The proportion of all children living in a two-parent home is now at about 72 percent. It reached an all-time low in 1996 and then stabilized. The newest data from the Census Bureau suggests that it’s beginning to turn up a bit. Among low-income American families there has been a clear turn around. The proportion of low-income children living in married couple, two-parent homes is now rising in the United States. Among African American children in the United States, the proportion of them living in married couple, two-parent homes has increased 4 percent since 1995.

It’s still a low, very low number. But for the first time in 30 years the number is going in a positive direction. And so it may be possible to look back and say that the era of 1965 to 1995 in the United States was the era of family disintegration and the numbers suggest that we are entering an era of family reintegration.

The third question is why this turnaround is happening. Some people have said it’s because we had a terrific economic boom in the United States. It’s not the reason. We’ve had economic booms many times in the last three decades, and every single time, the period of economic expansion has coincided with a continued deterioration of the family structure and family cohesion. So, it’s unreasonable to believe that the booming economy is responsible for this stabilization and the beginning of a turnaround.

We have in the United States changed some of our laws in recent years at the state level. We’ve begun to reform a few marriage laws. Probably most important, we changed our welfare laws in the mid-1990s to remove some of financial incentives for family fragmentation that had been in our welfare laws.
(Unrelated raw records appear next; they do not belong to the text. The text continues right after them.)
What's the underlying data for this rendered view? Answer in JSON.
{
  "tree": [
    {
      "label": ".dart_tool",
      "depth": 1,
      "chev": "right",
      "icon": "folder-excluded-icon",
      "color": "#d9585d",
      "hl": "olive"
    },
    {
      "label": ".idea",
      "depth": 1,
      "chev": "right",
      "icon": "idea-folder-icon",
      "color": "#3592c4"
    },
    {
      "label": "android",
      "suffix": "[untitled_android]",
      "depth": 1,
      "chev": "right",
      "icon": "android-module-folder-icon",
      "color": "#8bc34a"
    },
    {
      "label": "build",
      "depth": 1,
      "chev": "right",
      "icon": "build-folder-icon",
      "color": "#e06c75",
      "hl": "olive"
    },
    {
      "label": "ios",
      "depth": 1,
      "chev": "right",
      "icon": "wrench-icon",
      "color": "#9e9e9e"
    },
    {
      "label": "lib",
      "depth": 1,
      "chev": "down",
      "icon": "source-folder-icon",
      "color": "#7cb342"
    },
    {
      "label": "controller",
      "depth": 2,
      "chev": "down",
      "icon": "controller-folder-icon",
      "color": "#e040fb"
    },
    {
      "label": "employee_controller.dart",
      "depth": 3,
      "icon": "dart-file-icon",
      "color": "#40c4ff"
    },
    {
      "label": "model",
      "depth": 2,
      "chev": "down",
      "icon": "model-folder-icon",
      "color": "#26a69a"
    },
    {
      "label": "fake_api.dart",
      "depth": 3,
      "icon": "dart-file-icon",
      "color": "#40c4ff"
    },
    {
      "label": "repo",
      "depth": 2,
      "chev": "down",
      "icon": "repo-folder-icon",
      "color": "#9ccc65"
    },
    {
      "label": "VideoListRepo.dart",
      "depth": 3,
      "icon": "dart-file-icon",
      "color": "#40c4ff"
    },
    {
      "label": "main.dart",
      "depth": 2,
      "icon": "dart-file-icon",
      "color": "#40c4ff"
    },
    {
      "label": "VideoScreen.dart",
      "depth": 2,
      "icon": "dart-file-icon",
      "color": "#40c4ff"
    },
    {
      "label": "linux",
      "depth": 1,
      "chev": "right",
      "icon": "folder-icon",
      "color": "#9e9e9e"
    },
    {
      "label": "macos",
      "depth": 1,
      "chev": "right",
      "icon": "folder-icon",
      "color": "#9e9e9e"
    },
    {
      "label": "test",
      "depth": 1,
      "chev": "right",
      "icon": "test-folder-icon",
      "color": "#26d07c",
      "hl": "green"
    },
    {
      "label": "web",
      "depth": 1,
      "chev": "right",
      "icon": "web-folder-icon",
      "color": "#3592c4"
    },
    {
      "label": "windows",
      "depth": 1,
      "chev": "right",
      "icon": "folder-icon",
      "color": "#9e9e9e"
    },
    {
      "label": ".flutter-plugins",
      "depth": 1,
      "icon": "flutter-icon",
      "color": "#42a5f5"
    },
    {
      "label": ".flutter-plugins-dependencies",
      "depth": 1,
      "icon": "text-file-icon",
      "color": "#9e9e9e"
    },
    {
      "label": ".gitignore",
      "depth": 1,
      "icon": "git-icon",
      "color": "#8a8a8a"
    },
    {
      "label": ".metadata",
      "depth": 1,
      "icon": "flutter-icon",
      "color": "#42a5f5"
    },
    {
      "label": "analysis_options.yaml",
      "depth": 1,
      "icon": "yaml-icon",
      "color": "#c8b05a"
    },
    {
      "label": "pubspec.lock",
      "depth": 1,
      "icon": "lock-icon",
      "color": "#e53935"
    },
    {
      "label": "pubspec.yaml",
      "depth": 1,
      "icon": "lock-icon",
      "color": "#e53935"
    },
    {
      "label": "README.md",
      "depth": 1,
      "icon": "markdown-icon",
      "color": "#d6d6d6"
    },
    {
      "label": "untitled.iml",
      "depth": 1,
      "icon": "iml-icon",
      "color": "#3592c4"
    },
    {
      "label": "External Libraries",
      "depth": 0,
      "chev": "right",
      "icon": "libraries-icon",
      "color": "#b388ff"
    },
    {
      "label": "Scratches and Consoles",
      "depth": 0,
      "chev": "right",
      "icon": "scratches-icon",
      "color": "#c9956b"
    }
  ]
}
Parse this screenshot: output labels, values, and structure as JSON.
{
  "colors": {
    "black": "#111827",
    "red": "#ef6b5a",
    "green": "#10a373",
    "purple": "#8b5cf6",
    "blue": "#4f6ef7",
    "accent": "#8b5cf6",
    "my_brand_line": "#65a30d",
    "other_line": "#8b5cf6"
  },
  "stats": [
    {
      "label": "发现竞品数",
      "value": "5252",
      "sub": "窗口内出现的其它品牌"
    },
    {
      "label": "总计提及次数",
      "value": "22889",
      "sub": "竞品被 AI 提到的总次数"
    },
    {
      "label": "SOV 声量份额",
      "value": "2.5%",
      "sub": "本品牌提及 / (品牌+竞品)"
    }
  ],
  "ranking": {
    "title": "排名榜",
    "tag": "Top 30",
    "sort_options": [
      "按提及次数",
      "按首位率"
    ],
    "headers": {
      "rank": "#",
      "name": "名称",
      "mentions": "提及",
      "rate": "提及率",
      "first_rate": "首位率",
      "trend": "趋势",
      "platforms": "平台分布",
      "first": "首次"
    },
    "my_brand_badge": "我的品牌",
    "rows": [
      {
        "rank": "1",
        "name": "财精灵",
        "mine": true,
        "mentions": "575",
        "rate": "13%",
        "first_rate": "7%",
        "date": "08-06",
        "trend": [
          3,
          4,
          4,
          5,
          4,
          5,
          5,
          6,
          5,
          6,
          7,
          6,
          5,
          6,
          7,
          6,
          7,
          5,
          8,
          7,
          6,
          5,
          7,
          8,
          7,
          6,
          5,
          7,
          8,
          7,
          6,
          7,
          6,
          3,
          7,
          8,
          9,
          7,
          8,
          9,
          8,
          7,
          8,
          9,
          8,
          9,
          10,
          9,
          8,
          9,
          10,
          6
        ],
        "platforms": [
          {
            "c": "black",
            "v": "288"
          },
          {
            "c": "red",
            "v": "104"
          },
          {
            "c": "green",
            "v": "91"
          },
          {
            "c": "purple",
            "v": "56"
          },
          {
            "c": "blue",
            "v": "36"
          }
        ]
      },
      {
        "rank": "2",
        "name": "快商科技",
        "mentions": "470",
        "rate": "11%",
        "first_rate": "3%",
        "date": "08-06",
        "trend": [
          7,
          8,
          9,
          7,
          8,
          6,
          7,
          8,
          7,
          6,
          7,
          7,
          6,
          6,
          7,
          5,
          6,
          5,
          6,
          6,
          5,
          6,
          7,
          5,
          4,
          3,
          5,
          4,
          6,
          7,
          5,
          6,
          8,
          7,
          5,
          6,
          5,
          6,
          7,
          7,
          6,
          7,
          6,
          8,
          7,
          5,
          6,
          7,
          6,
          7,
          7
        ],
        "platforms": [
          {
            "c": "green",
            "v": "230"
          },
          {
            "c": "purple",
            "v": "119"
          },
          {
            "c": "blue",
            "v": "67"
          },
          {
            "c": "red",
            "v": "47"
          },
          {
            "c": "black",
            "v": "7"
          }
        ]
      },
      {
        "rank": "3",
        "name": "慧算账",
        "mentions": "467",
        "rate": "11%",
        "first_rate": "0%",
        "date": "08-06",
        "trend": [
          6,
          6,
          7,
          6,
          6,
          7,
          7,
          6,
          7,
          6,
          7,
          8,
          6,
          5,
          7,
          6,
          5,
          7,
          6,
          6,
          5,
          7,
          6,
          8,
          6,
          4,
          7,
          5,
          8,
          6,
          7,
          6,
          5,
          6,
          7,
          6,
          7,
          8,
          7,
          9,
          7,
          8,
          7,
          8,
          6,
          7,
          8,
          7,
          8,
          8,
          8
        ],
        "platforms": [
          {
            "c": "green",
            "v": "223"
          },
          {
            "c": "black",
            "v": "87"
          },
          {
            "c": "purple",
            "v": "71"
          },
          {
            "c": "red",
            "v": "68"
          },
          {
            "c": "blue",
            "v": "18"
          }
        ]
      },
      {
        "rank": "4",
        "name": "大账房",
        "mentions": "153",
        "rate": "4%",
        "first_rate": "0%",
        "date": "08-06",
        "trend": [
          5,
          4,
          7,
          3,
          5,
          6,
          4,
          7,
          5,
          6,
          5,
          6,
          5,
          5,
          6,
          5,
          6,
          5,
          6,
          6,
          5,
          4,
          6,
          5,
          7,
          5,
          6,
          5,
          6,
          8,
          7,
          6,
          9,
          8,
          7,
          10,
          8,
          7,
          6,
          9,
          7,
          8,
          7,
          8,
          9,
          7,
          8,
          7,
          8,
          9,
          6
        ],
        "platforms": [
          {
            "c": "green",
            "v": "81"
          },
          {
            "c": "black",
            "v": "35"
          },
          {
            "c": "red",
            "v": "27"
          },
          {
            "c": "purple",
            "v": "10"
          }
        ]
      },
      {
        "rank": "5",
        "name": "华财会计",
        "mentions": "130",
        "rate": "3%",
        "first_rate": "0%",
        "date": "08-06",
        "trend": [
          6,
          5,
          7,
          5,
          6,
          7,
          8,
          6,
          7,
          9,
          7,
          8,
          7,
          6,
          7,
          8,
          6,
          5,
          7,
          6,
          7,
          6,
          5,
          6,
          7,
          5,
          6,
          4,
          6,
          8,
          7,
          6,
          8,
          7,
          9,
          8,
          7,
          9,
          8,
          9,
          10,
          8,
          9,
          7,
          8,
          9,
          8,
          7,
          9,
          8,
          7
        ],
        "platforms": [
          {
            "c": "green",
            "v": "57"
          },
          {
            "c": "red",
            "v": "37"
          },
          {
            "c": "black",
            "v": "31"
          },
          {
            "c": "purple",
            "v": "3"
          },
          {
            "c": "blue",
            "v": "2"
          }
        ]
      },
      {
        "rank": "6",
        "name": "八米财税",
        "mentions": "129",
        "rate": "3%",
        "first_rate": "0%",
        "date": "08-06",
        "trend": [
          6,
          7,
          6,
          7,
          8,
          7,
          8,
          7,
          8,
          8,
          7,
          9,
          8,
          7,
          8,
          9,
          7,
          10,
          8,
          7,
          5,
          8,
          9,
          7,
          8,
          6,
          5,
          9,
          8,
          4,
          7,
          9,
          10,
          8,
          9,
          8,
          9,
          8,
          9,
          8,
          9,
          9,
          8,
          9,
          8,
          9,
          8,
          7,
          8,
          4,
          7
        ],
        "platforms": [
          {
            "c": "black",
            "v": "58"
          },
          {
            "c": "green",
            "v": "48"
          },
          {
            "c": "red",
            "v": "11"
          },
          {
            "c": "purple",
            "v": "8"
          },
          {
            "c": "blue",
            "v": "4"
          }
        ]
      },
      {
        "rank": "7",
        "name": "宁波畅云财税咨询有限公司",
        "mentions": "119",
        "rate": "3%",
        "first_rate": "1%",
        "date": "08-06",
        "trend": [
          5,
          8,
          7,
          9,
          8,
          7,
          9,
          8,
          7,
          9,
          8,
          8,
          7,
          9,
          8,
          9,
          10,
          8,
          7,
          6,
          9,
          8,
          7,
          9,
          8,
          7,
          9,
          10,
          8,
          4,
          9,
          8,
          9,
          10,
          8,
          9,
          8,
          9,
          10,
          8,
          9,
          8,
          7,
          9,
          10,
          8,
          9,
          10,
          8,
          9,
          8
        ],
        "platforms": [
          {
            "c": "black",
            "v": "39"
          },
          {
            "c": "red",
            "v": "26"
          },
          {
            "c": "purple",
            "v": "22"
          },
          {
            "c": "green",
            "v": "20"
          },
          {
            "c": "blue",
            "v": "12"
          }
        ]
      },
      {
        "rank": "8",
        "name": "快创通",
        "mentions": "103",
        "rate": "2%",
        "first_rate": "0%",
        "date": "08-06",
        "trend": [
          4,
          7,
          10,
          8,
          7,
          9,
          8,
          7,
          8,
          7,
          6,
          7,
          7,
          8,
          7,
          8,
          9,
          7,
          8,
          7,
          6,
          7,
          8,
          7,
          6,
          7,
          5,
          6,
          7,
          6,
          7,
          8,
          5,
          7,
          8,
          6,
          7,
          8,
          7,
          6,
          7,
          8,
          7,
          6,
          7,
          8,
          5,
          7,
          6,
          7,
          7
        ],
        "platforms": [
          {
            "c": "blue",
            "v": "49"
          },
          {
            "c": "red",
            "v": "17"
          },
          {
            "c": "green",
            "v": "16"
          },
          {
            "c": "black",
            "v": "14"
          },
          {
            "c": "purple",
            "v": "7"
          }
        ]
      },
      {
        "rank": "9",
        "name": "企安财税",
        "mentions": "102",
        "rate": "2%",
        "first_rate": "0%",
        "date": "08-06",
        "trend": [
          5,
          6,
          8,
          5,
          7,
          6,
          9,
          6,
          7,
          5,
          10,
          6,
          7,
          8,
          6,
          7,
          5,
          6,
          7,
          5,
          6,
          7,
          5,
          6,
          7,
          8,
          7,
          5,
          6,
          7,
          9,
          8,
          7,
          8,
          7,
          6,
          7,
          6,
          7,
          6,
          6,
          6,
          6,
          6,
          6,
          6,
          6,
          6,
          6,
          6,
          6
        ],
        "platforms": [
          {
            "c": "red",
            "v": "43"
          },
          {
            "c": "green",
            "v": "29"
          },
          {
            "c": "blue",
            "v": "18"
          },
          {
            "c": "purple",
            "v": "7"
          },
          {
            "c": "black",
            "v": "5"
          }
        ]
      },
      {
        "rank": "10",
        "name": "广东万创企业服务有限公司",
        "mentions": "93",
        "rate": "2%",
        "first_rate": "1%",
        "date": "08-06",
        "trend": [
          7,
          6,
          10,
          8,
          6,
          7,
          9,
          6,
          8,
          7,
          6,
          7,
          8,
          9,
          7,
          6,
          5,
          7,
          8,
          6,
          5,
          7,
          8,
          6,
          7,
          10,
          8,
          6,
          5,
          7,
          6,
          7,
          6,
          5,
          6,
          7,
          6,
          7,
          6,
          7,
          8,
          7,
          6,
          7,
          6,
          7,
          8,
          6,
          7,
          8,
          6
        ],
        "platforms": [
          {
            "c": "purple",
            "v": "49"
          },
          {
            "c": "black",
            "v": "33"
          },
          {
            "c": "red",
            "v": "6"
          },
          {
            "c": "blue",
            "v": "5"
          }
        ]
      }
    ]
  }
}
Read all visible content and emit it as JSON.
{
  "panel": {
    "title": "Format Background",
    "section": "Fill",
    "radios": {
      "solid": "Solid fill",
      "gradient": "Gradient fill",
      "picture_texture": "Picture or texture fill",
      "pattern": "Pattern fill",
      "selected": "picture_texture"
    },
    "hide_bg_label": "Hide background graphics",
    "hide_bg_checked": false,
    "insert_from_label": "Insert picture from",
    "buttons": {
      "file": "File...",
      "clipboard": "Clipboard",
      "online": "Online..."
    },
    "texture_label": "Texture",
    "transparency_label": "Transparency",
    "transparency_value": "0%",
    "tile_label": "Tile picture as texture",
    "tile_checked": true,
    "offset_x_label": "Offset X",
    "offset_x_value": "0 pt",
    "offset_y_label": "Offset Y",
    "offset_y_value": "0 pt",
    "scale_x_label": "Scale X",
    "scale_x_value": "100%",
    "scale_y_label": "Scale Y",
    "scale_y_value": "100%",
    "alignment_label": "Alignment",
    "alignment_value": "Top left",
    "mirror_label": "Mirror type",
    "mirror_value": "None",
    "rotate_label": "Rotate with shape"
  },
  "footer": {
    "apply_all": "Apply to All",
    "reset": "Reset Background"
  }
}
And most scholars believe that this did have a positive effect. One effect is that more children now living in two-parent homes.

But there is something more important, I believe. You may ask why we didn't change the laws before. Why did we have these laws for all these decades? And why did we decide to change them in 1995 and 1996?” We changed them because underlying all of this is a change in our attitudes and values. A kind of cultural change occurred in the United States that recognized the importance of this problem and the importance of doing something about it. It then led to some laws being changed and some proposals for legal change, and now is leading I believe to some demographic changes that are very positive.

What are the implications of this reversal of the deterioration of the family and possible turnaround in the United States? First, there is nothing inevitable about accelerating the trend toward a post-nuclear family. One of the biggest obstacles we have in our work is so many people saying, “Oh, nothing can be done. This is inevitable. Why, this is a part of modernity itself. We’ve become rich. We’ve become free. We have the ability to do what we want to do. And the family falls apart. And this is just a part of modern life. And there’s nothing that can be done about it.” That is not true. To the people who hold to that position, who say, “Oh, don’t be worried about this because the trend is inevitable,” I say that the trend is not inevitable. We’re free people. We can learn. We can change. And we are changing.

This recent news from the United States is not the most wonderful news because it’s not a dramatic, revolutionary change. But, 30 years of bad news has now stopped. And we’re beginning to have some good news. The phenomenon which scholars have labeled a worldwide family trend toward the post-nuclear family is not inevitable. And the terrible suffering we and our children have experienced because of this weakening of the family is not inevitable.